If you’re using Windows and still can’t install dlib despite trying all the steps, you can download precompiled dlib binaries from this unofficial source.

  • Go to the link and download the .whl file for your Python version and system architecture.
  • Use pip to install the .whl file:
pip install path_to_downloaded_whl_file.whl

Issue 5: Unsupported Python Version

dlib and face_recognition may not support all versions of Python.

Solution:

Check your Python version by running:

python --version

If it’s not Python 3.x, install Python 3 and switch to it.
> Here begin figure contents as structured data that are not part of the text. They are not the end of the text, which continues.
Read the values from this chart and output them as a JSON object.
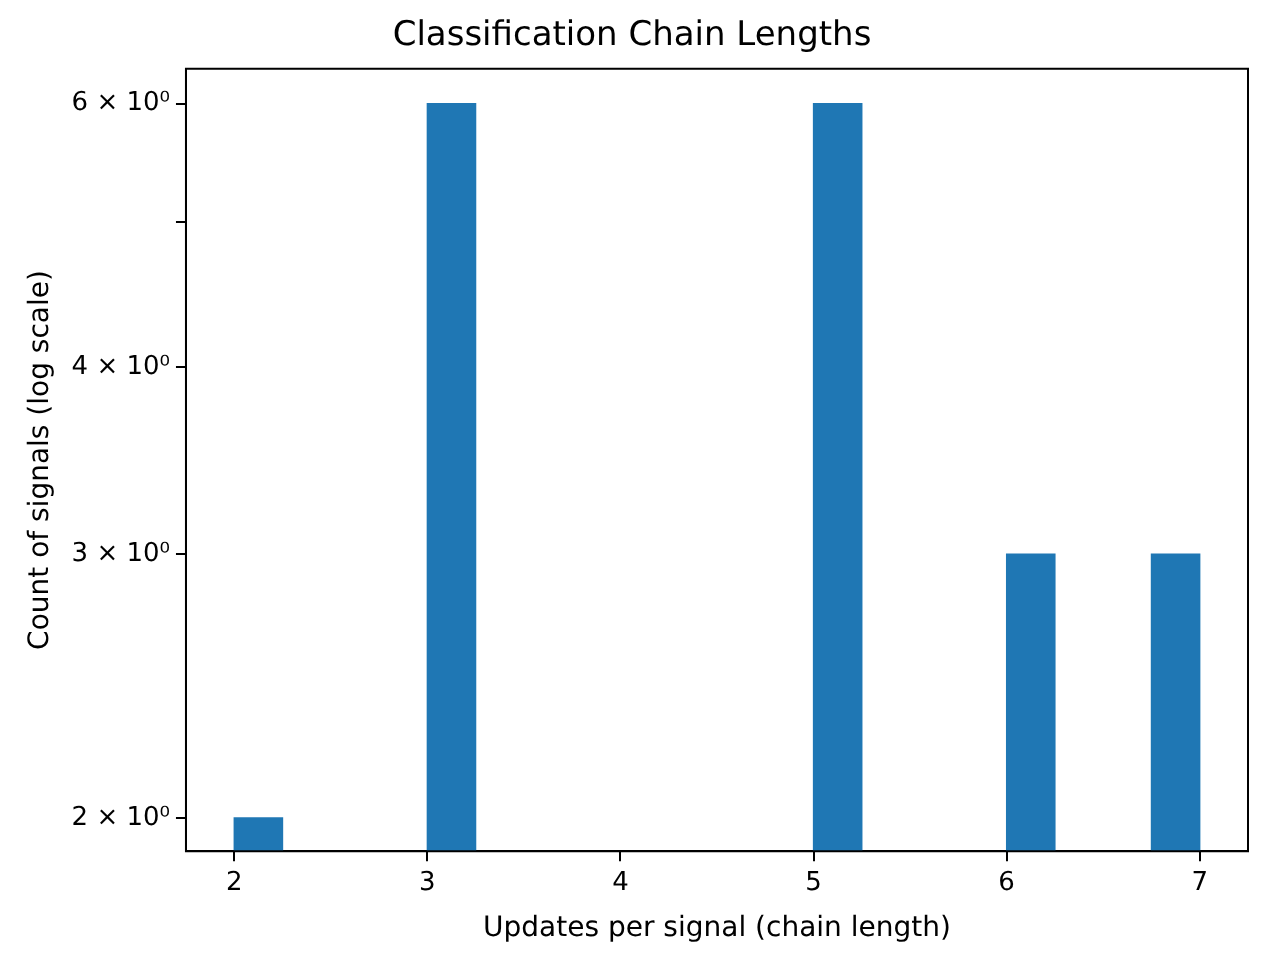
{
  "chart_data": {
    "type": "histogram",
    "title": "Classification Chain Lengths",
    "xlabel": "Updates per signal (chain length)",
    "ylabel": "Count of signals (log scale)",
    "bins": [
      2,
      2.25,
      2.5,
      2.75,
      3,
      3.25,
      3.5,
      3.75,
      4,
      4.25,
      4.5,
      4.75,
      5,
      5.25,
      5.5,
      5.75,
      6,
      6.25,
      6.5,
      6.75,
      7
    ],
    "values": [
      2,
      null,
      null,
      null,
      6,
      null,
      null,
      null,
      null,
      null,
      null,
      null,
      6,
      null,
      null,
      null,
      3,
      null,
      null,
      3
    ],
    "color": "#1f77b4",
    "log": "y",
    "grid": false,
    "legend": false,
    "xlim": [
      1.75,
      7.25
    ],
    "xticks": [
      2,
      3,
      4,
      5,
      6,
      7
    ],
    "ylim": [
      1.9,
      6.33
    ],
    "yticks": [
      {
        "value": 2,
        "label": "2 × 10⁰"
      },
      {
        "value": 3,
        "label": "3 × 10⁰"
      },
      {
        "value": 4,
        "label": "4 × 10⁰"
      },
      {
        "value": 5,
        "label": null
      },
      {
        "value": 6,
        "label": "6 × 10⁰"
      }
    ]
  }
}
For example, install Python 3.8 or 3.9, which are widely supported:

sudo apt-get install python3.8

Testing the Installation

Once everything is installed, you can quickly test whether the face_recognition and dlib libraries are working.

Create a Python file (e.g., test_face_recognition.py) with the following code:

import face_recognition

# Load a sample image and get face encodings
image = face_recognition.load_image_file("sample_image.jpg")
face_locations = face_recognition.face_locations(image)

print(f"Found {len(face_locations)} face(s) in the image.")

Run this script:

python test_face_recognition.py

If everything is working, you should see output indicating how many faces were found in the image.

Conclusion

Installing face_recognition and dlib in Python can be tricky, but following this step-by-step guide should help you overcome common issues. Remember, the main challenges revolve around dlib’s compilation process, especially on Windows. However, with tools like CMake and proper dependencies, you’ll have everything set up in no time. Once installed, you can start building powerful facial recognition applications using Python!